Pseudicius mirus is a jumping spider that was first described by Wanda Wesołowska and Antonius van Harten in 2002. They allocated the species to the genus Pseudicius, first raised by Eugène Simon in 1885. The genus name is related to two Greek words that can be translated false and honest. The genus was provisionally placed alongside Icius that, despite looking superficially similar, has a different etymology. Indeed, Ekaterina Andreeva, Stefania Hęciak and Jerzy Prószyński looked to combine the genera in 1984. The two genera have similar spermathecal structure but work by Wayne Maddison in 1987 demonstrated that they have very different DNA. The two genera were placed in the tribe Heliophaninae alongside Afraflacilla and Marchena. The tribe is ubiquitous across most continents of the world. Maddison renamed the tribe Chrysillini in 2015. The tribe is a member of the clade Saltafresia within the subfamily Salticoida. A year later, in 2016, Jerzy Prószyński allocated the genus to the Pseudiciines group of genera, which was named after the genus. The spiders have a flattened and elongated body and characteristic patterns on their abdomen. The species is named for a Latin word meaning curious.

==Description==
Pseudicius mirus is a small spider, typical of the genus.

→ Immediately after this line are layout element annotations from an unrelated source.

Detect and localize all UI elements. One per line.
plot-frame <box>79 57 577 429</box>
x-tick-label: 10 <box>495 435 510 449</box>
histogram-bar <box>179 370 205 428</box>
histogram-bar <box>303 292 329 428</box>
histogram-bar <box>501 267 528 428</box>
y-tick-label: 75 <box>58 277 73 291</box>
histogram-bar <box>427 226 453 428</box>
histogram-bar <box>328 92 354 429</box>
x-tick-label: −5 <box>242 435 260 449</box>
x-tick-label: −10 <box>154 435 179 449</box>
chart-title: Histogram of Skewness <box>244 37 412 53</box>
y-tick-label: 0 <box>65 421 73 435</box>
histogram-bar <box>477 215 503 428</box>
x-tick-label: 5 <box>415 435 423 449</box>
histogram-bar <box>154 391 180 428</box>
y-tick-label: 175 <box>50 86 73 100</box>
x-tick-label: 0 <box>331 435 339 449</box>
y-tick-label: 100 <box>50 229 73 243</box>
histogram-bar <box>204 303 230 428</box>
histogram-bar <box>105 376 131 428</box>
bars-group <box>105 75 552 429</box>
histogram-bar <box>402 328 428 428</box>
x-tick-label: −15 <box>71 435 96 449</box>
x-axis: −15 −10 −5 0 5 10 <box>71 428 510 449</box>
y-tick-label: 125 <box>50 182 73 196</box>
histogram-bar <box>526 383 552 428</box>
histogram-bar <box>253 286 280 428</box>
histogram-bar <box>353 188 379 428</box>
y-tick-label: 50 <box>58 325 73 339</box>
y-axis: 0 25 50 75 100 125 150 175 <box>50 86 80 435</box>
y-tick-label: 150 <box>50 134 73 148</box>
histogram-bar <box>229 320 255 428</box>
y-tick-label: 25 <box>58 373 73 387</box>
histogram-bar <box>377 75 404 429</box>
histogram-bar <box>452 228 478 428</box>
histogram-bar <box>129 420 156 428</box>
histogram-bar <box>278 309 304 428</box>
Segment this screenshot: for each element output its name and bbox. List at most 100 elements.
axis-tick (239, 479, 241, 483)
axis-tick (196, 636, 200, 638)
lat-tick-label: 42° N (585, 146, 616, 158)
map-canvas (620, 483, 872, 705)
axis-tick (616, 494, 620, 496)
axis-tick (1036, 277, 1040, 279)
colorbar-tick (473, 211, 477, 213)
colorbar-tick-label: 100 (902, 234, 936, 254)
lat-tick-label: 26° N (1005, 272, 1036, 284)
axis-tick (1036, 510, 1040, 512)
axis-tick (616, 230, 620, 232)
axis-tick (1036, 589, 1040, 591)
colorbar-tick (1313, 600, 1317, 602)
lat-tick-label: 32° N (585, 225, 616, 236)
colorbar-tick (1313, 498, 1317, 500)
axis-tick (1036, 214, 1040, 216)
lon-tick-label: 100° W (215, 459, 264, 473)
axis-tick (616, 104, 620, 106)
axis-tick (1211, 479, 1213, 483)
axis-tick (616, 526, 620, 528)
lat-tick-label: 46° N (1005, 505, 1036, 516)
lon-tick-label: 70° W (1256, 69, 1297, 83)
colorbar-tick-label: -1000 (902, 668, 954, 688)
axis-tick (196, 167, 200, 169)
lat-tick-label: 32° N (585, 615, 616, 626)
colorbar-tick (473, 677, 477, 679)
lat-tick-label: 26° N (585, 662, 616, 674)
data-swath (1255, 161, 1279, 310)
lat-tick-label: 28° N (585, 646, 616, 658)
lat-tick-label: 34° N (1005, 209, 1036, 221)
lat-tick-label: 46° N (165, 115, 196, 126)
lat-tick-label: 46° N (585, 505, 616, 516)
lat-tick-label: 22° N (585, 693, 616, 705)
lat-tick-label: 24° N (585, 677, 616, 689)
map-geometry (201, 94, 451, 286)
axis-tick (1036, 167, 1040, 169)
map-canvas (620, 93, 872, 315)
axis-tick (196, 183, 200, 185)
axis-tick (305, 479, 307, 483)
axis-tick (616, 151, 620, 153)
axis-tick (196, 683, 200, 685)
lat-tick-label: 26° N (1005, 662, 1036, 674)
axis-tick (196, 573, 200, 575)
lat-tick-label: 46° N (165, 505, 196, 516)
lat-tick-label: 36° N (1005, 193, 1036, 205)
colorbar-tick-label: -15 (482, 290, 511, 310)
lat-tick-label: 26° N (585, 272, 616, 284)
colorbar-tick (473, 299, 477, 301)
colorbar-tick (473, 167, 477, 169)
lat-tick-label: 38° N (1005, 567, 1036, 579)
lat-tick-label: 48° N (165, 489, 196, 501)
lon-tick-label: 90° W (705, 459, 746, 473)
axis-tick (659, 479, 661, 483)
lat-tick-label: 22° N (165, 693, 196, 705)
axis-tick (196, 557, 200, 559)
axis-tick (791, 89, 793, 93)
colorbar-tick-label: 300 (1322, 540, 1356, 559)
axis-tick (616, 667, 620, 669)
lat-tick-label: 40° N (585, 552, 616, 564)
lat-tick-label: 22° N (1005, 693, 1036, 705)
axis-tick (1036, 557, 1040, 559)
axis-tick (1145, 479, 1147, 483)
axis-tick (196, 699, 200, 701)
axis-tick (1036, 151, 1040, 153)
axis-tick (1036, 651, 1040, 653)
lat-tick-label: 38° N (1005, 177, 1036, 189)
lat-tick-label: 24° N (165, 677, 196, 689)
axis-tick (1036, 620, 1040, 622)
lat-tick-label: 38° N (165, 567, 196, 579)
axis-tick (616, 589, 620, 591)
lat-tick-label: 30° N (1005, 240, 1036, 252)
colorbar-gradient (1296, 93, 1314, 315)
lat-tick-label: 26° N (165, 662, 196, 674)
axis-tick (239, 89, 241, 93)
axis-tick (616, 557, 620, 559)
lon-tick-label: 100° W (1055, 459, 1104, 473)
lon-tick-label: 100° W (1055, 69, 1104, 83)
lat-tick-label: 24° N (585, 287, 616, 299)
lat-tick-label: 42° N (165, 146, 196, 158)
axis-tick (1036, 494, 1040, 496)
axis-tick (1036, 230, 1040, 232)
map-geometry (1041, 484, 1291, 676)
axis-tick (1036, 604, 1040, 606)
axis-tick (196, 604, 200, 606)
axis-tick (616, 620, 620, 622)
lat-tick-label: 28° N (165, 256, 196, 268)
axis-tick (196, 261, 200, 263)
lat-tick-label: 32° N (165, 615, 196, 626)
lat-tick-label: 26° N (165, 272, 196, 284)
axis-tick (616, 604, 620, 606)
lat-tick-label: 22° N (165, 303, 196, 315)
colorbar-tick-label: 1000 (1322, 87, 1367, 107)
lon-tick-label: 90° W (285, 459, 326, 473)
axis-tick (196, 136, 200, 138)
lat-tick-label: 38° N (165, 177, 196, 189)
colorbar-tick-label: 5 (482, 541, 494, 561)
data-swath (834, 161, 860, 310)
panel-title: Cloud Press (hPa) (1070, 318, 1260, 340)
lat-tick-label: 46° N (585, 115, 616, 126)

The male has a carapace that is typically 2.2 mm long and 1.6 mm wide. It is oval, widest towards the middle with a flattened forward part, and covered in dense short white hairs. It has a long, brown bristles near its eyes. The spider has a clypeus that is low and brown. The chelicerae are brown with one tooth visible to the front and two to the back. The labium is light brown and the sternum is yellow. The spider's abdomen is typically 2.3 mm long and 1.4 mm wide. It is oval like the carapace, but greyish-yellow with a wide brown band stretching across its middle. It has light hairs along the sides and brown bristles along the underside, which is light. The spinnerets are yellowish-grey and the legs are yellow. The foremost legs are longer and thicker than the others, and are marked with a brown stripe. All the legs are covered with long light hairs. Dense white hairs cover much of the copulatory organs, which are unusual and so help distinguish the species from others in the genus. The pedipalps are very dark brown, nearly black. The palpal bulb is oval with a narrow triangular lobe to the base. The embolus is short and blunt.There are two tibial apophyses, one with a small hook jutting out from it, the other more blunt. It is this small hook-like spike that most differentiates the species from others in the genus. The female has not been described.

==Distribution==
Pseudicius spiders can be found across Afro-Eurasia and the Eastern hemisphere. Pseudicius mirus is endemic to Yemen. The species has limited distribution. The holotype was found on Socotra Island during 1999. Examples have not been found in any other areas of the country.